Sous la prochaine présidence aura lieu la re-négociation de la PAC, ou Politique Agricole Commune, qui expire en 2013. A l'origine la PAC est une vraie stratégie au service des peuples européens en vue de leurs autosuffisance alimentaire et de la paix. Or aujourd'hui l'agriculture européenne est dépendante d'importations (alimentation animale, engrais minéraux , pétrôle), et de nouveaux enjeux sont apparus : réchauffement climatique, épuisement des ressources, santé publique,...

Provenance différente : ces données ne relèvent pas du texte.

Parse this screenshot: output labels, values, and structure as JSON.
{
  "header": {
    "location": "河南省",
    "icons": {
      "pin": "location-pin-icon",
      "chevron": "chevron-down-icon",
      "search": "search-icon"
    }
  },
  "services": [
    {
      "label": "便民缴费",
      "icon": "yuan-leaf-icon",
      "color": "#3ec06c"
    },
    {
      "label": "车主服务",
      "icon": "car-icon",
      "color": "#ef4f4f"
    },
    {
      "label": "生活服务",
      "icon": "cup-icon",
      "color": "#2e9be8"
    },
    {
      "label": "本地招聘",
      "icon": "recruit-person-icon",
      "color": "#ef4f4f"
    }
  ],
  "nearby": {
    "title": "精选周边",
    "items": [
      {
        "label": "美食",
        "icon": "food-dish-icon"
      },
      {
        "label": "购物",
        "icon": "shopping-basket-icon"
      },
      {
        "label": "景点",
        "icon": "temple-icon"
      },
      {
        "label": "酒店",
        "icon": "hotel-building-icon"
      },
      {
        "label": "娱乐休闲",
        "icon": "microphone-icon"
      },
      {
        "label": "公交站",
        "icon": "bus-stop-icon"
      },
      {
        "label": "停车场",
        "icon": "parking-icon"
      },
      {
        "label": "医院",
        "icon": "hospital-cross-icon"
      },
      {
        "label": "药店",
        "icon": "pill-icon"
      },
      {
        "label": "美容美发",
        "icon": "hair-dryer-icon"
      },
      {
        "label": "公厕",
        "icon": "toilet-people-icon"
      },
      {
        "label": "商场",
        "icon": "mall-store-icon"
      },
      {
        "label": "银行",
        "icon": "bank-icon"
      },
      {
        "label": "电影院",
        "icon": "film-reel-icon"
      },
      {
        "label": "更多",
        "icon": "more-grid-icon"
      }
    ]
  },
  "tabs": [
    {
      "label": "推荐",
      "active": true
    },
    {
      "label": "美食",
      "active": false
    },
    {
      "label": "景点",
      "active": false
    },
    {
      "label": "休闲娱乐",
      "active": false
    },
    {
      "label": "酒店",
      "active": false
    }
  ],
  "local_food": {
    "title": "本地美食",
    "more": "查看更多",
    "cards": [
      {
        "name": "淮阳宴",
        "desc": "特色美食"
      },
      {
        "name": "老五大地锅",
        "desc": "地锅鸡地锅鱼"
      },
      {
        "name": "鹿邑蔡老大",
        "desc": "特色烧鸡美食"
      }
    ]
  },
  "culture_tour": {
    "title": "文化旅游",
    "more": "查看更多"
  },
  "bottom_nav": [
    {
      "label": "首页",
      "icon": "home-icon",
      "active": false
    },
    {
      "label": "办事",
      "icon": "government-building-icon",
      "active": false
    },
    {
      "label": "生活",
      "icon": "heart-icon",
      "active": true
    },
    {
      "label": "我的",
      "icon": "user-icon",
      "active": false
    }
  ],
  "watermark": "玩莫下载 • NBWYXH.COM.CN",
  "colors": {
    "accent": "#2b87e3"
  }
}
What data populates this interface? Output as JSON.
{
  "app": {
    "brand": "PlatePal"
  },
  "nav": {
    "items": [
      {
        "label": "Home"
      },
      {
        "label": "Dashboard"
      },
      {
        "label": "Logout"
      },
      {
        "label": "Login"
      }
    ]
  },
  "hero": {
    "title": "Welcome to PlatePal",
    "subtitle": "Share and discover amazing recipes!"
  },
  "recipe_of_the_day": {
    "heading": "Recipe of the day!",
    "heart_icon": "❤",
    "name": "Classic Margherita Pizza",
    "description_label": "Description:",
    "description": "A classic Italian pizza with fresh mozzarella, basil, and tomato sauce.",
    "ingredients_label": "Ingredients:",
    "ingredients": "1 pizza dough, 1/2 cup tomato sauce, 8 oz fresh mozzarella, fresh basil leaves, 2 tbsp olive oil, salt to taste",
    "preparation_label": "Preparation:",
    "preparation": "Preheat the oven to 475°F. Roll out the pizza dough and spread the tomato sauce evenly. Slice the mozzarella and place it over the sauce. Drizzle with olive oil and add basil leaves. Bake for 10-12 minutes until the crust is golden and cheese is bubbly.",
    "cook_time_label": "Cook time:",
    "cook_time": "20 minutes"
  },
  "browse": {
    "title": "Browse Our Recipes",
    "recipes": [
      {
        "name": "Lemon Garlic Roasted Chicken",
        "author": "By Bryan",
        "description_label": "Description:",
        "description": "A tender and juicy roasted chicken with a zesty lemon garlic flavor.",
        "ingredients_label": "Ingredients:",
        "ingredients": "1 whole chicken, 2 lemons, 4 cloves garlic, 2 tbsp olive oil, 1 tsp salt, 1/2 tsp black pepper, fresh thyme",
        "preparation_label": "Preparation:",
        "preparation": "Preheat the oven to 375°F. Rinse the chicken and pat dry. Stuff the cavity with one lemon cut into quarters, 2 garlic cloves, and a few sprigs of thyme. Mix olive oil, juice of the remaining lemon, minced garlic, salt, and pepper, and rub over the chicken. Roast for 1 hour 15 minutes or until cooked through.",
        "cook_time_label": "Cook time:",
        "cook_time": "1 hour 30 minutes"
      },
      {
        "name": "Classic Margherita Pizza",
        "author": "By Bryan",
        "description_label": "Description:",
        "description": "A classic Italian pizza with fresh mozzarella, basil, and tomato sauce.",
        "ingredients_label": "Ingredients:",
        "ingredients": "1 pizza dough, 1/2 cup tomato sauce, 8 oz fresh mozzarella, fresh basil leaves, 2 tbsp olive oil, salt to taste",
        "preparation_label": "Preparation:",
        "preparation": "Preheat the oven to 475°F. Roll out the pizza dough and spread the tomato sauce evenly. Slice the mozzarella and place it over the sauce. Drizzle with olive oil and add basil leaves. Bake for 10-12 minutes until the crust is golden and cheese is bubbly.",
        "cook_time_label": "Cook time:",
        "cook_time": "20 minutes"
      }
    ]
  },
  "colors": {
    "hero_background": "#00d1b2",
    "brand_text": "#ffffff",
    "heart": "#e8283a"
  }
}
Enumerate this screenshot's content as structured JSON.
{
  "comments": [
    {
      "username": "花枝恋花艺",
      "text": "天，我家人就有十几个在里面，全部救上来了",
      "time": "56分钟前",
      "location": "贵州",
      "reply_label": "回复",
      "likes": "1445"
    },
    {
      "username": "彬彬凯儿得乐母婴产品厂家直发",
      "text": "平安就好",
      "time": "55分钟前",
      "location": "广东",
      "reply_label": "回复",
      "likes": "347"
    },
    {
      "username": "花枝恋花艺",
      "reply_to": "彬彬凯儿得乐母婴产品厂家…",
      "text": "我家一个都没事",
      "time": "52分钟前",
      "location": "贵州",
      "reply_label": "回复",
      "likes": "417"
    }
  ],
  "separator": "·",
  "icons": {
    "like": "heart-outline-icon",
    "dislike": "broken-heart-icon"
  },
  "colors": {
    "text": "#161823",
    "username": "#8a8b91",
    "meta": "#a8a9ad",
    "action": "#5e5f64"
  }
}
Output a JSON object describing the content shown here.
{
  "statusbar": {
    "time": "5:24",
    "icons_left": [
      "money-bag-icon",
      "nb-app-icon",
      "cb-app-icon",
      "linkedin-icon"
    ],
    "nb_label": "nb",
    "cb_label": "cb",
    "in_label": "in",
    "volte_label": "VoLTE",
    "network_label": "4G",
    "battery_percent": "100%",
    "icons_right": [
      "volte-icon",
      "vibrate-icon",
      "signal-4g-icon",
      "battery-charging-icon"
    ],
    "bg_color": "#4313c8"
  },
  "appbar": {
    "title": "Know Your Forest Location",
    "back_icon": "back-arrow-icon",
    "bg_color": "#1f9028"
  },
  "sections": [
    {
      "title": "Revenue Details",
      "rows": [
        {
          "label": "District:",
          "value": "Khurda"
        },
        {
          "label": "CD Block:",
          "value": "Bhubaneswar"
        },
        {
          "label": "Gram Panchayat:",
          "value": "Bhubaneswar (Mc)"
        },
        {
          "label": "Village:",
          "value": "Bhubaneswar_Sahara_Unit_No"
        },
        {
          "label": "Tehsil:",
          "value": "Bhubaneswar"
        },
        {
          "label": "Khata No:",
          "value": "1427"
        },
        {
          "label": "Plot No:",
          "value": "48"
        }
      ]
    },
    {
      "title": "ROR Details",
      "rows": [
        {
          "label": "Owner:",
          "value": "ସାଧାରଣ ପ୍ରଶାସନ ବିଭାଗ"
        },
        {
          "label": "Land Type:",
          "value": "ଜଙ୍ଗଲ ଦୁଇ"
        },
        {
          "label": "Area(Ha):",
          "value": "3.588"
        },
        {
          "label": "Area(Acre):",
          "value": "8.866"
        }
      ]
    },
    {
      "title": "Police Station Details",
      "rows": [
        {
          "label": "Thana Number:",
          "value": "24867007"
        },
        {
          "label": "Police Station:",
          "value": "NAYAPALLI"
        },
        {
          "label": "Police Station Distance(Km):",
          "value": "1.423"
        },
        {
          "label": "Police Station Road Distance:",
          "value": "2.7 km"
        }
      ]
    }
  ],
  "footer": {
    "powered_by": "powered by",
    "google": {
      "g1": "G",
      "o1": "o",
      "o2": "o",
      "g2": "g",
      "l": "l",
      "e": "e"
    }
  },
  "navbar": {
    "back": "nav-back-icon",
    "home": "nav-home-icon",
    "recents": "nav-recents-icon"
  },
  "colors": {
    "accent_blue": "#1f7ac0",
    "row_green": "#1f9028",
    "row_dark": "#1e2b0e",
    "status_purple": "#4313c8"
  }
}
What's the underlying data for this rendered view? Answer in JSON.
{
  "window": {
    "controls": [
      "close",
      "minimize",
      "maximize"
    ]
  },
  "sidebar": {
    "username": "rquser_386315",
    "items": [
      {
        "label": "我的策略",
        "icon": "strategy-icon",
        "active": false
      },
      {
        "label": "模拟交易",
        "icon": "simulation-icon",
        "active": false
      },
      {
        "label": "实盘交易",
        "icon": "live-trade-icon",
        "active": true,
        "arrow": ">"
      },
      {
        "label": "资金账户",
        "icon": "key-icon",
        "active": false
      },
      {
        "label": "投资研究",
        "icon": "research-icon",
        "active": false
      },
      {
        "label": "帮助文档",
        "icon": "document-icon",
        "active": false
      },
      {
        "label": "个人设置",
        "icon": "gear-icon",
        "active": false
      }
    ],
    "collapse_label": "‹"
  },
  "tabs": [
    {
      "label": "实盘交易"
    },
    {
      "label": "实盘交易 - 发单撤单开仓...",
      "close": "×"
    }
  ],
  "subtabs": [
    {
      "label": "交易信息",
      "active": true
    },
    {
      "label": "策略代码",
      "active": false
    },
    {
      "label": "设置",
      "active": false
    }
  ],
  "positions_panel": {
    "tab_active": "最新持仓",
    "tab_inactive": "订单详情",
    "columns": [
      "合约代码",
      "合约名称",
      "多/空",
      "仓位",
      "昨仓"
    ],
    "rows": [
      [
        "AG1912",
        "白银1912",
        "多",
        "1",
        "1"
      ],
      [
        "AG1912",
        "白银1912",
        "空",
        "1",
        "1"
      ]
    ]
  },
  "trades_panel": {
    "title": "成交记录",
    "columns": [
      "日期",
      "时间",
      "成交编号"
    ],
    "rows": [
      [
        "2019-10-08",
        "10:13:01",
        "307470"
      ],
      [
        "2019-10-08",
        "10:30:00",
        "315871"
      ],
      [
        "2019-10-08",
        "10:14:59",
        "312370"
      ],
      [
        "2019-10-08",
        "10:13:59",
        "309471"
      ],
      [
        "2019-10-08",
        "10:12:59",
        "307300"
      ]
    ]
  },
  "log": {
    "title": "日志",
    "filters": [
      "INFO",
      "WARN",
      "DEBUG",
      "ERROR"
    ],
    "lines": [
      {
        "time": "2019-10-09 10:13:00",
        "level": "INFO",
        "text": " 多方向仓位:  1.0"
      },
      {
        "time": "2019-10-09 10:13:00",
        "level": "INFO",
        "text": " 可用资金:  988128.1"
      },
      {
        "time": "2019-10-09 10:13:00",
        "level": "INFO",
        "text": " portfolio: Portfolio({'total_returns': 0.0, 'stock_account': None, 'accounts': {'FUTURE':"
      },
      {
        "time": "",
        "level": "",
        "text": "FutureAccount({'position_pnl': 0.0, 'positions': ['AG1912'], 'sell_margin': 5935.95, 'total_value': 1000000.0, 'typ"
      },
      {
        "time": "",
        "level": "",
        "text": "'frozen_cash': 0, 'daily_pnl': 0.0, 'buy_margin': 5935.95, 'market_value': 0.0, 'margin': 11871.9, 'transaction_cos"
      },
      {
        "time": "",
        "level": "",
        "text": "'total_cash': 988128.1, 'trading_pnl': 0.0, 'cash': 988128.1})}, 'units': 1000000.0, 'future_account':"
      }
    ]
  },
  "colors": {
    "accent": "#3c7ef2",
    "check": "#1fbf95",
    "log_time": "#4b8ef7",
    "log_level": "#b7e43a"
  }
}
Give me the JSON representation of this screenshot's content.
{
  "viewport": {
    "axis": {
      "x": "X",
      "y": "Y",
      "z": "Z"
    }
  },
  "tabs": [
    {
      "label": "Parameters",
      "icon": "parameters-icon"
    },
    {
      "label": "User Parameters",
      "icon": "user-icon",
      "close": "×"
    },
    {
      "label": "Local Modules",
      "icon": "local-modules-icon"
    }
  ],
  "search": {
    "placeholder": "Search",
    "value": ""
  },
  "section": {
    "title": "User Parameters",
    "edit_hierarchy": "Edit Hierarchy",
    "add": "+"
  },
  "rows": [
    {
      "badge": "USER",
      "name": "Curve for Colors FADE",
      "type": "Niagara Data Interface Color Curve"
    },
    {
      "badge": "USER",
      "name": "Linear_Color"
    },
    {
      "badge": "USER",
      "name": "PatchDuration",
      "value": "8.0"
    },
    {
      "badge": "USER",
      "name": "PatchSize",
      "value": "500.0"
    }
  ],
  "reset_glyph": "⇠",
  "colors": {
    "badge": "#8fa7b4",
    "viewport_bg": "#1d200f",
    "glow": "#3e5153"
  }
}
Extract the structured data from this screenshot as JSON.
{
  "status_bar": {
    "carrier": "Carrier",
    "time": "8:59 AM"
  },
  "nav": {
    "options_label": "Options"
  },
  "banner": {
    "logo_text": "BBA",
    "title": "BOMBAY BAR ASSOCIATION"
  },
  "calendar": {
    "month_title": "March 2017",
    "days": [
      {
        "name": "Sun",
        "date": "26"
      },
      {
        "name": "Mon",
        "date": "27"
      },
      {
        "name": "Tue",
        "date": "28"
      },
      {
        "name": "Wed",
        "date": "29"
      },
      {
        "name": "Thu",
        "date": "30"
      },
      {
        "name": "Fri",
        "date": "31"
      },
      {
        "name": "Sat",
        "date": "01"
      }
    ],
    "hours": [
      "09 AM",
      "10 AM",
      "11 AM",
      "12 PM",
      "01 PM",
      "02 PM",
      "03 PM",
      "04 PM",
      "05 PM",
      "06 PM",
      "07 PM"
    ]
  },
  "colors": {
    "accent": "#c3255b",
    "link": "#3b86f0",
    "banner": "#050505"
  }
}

La silence autour des négociations de la prochaine PAC empêche tout débat en éloignant les premiers concernés, les citoyens, et laisse le champs libre aux groupes de pression industriels. Pourtant l'opinion publique est de plus en plus consciente des dérives actuelles et les initiatives d'alternatives à l'agriculture industrielle et à la grande distribution se multiplient.
Le mythe d'une agriculture française productiviste à tout prix et qui devrait nourrir le monde perdure sous l'influence des lobbies agroalimentaires. La possibilité d'une alternance politique ne change pas la donne. Dans une interview à AgraPresse Hebdo, François Hollande exprime sa volonté de reconquérir la première place agroalimentaire de la France et affirme que "nous avons aussi à nourrir le monde, et il y a là également une responsabilité, à l’échelle planétaire". Manière de dire son soutien à l’agriculture d’exportation, symbole de l’agriculture productiviste, polluante et déstabilisatrice des économies des pays du Sud.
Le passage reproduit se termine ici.